Want To Help Reduce Global Warming? Eat A Banana Today

Posted on June 5, 2015 in Environment

By Kabir Sharma

Today, the world is conscious about carbon footprints. And everything has one – from a war, to watching a movie, to eating a fruit, to your shirt.

Earth

Carbon Footprint

Carbon based gases like carbon dioxide and methane (also known as greenhouse gases, or GHGs) trap heat (much like a greenhouse) and play a very important role in maintaining the earth’s temperature.

However, the excessive GHG emissions post industrialization is the most probable cause of the global warming we have witnessed since the 1950s. Most of these gases get released due to the burning of fossil fuels.

Carbon footprint is a measure of the total global warming (or climate change) potential attributable to any activity.

The important thing is that the carbon footprint incorporates direct as well as indirect emissions. So, to find out the footprint of you eating a fruit: think of all the processes involved: the water pump used to water the tree your fruit came from, the factory which made the fertilizer, the storage units which kept it from getting spoilt, the refrigeration at the store, and all the transportation that went into making the meeting possible between you and your fruit. All of these burn fossil fuel directly (petrol/diesel/CNG), or indirectly through electricity (Coal/Natural Gas). A good estimate of the footprint can then be calculated by estimating how much GHG emission took place when all that fossil fuel was burnt.

What Is tCO2e?

Carbon Footprint is measured in tonnes of carbon dioxide equivalent, or tCO2e. Though carbon dioxide is the major contributor to the greenhouse effect, many other gases are important too – the climate change potential of methane and nitrous oxide are 7 and 300 times that of CO2. However, their overall impacts are far less, as they are released in smaller quantities.

We measure all other GHGs in terms how much CO2 would cause an equivalent impact on the climate, thus the ‘e’ after CO2. So, from above, one tonne of methane = 7 tCO2e.

The world wide average per capita footprint is 4 tCO2e. It varies greatly with lifestyle, and in India, urban residents have 16 times the carbon footprint of rural residents. In the US, the value is a shocking 20 tCO2e per person.

If you were to fill about 12 standard 30 litre buckets with petrol and set fire to them, you would release a tonne of CO2e into the atmosphere.

What’s In A Fossil Fuel?

Over the last hundreds of millions of years, plants and organisms like algae and plankton have been picking up carbon from the air and using it to store energy from sunlight. After death and over time, some of the body matter of these organisms gets buried deeper and deeper. The high pressure and temperature at those depths causes reactions forming fossil fuels.
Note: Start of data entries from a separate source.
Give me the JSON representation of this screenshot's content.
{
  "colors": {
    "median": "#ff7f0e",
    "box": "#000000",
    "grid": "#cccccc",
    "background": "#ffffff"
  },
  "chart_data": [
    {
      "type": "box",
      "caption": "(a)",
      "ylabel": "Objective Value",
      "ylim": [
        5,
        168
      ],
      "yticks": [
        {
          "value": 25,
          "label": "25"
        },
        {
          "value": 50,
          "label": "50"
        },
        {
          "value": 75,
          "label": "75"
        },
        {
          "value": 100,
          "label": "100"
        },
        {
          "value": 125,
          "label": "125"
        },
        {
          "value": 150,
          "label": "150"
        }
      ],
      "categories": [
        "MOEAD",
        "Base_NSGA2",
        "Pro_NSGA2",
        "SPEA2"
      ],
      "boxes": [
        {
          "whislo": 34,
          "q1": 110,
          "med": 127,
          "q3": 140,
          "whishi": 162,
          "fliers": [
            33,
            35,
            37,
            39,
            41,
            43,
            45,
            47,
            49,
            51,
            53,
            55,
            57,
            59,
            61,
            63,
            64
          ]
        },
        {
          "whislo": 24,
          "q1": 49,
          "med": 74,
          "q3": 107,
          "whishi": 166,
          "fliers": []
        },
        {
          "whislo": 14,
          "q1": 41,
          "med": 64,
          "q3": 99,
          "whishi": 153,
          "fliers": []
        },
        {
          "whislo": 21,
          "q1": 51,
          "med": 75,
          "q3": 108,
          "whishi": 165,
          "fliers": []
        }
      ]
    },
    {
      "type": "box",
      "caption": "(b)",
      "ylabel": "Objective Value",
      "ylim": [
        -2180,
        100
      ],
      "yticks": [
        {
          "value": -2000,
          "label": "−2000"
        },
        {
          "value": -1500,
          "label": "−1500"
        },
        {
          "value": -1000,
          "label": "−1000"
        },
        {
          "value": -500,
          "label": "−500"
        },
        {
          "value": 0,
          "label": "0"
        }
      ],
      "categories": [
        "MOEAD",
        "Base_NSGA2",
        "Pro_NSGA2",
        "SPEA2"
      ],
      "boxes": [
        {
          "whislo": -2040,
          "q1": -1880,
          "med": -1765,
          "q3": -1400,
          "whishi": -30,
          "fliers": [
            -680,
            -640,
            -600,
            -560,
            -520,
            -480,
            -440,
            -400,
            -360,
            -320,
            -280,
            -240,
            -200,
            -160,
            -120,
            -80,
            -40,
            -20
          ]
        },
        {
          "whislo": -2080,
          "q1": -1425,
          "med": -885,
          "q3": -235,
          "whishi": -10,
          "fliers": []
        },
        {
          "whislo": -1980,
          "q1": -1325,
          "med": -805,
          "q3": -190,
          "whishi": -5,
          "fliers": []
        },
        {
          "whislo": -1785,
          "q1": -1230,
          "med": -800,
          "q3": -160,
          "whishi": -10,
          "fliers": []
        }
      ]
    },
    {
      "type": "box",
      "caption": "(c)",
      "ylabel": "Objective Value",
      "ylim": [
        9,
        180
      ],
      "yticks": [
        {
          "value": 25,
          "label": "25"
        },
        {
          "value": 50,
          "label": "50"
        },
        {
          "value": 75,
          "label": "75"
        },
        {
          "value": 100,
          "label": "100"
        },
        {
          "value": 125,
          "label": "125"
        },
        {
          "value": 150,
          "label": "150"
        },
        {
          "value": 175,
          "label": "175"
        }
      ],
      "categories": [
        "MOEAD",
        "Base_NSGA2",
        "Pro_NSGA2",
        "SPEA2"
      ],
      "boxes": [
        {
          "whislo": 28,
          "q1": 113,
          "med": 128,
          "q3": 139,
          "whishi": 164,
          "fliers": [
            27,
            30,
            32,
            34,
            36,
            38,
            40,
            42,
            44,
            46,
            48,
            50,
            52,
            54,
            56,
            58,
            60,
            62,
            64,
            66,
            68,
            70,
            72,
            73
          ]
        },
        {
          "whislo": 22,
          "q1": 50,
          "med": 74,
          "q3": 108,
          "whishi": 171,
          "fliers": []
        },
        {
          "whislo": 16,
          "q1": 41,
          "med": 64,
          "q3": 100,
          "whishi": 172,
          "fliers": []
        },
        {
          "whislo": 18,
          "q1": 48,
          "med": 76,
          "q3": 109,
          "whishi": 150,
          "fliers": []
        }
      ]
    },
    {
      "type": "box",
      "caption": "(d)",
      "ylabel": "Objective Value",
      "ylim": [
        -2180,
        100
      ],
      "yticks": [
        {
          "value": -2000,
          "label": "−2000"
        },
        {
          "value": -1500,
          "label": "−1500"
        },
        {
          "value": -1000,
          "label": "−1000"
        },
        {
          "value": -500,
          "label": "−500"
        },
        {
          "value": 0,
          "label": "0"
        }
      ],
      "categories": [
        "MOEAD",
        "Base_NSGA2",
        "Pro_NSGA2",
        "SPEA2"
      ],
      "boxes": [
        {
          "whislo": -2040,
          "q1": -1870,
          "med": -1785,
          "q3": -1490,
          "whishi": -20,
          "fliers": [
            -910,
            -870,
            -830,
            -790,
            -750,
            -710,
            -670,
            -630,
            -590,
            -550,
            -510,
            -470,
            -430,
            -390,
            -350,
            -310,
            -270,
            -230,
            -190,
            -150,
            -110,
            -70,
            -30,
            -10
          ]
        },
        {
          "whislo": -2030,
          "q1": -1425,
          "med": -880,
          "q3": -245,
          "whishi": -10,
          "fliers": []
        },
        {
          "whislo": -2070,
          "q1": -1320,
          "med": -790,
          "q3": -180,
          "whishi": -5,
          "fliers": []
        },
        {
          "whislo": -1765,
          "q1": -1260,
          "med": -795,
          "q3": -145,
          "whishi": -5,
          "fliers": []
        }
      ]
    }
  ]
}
When we discovered the enormous energy potential of this ancient buried carbon, we began extracting and exploiting it, without realising that it meant releasing all that carbon back into the atmosphere.

In nature, carbon absorption and release is a routine affair, as part of the carbon cycle. Feeding, excretion, death and decay govern the level of carbon in the atmosphere. And consequently, the temperature.

But in the history of our planet, carbon concentration has never increased at the rate we are causing it to now, having gone crazy after our discovery of fossil fuel. It is far beyond nature’s absorption capacity, which deforestation is further reducing.

Well, What About The Fruits?

To save us from a huge climate catastrophe, we need a drastic reduction in our total carbon footprint.

Personal choices ought to be changed keeping in mind what would make a real impact to our footprint. For example, there is little point in getting a more efficient printer when you spend your life on planes. But getting rid of two used 100W incandescent light bulbs will save about 1 tCO2e (or 800 kg if replaced with low energy bulbs).

A fruit like a banana on the other hand, is a low carbon food item, as it grows in natural sunlight, requires little packaging, and generally travels on ships and not flights if it is imported. The footprint is only 80g. So eat away!

Energy efficiency, use of public transport, green buildings and greener electricity are the choices which would all have sizeable impacts.

In a positive move, India recently registered 3 billion square feet of green building footprint, the second highest in the world. Buildings, the source of one third of all green house gas emissions, are also the most adaptable in terms of reducing carbon footprint.

Temperature changes could increase by 1.5 to 6.4 degrees by 2100, depending on the path humans take. That’s a lot and will change everything. The world’s average temperature is only 5 degrees warmer today than what it was in the ice age.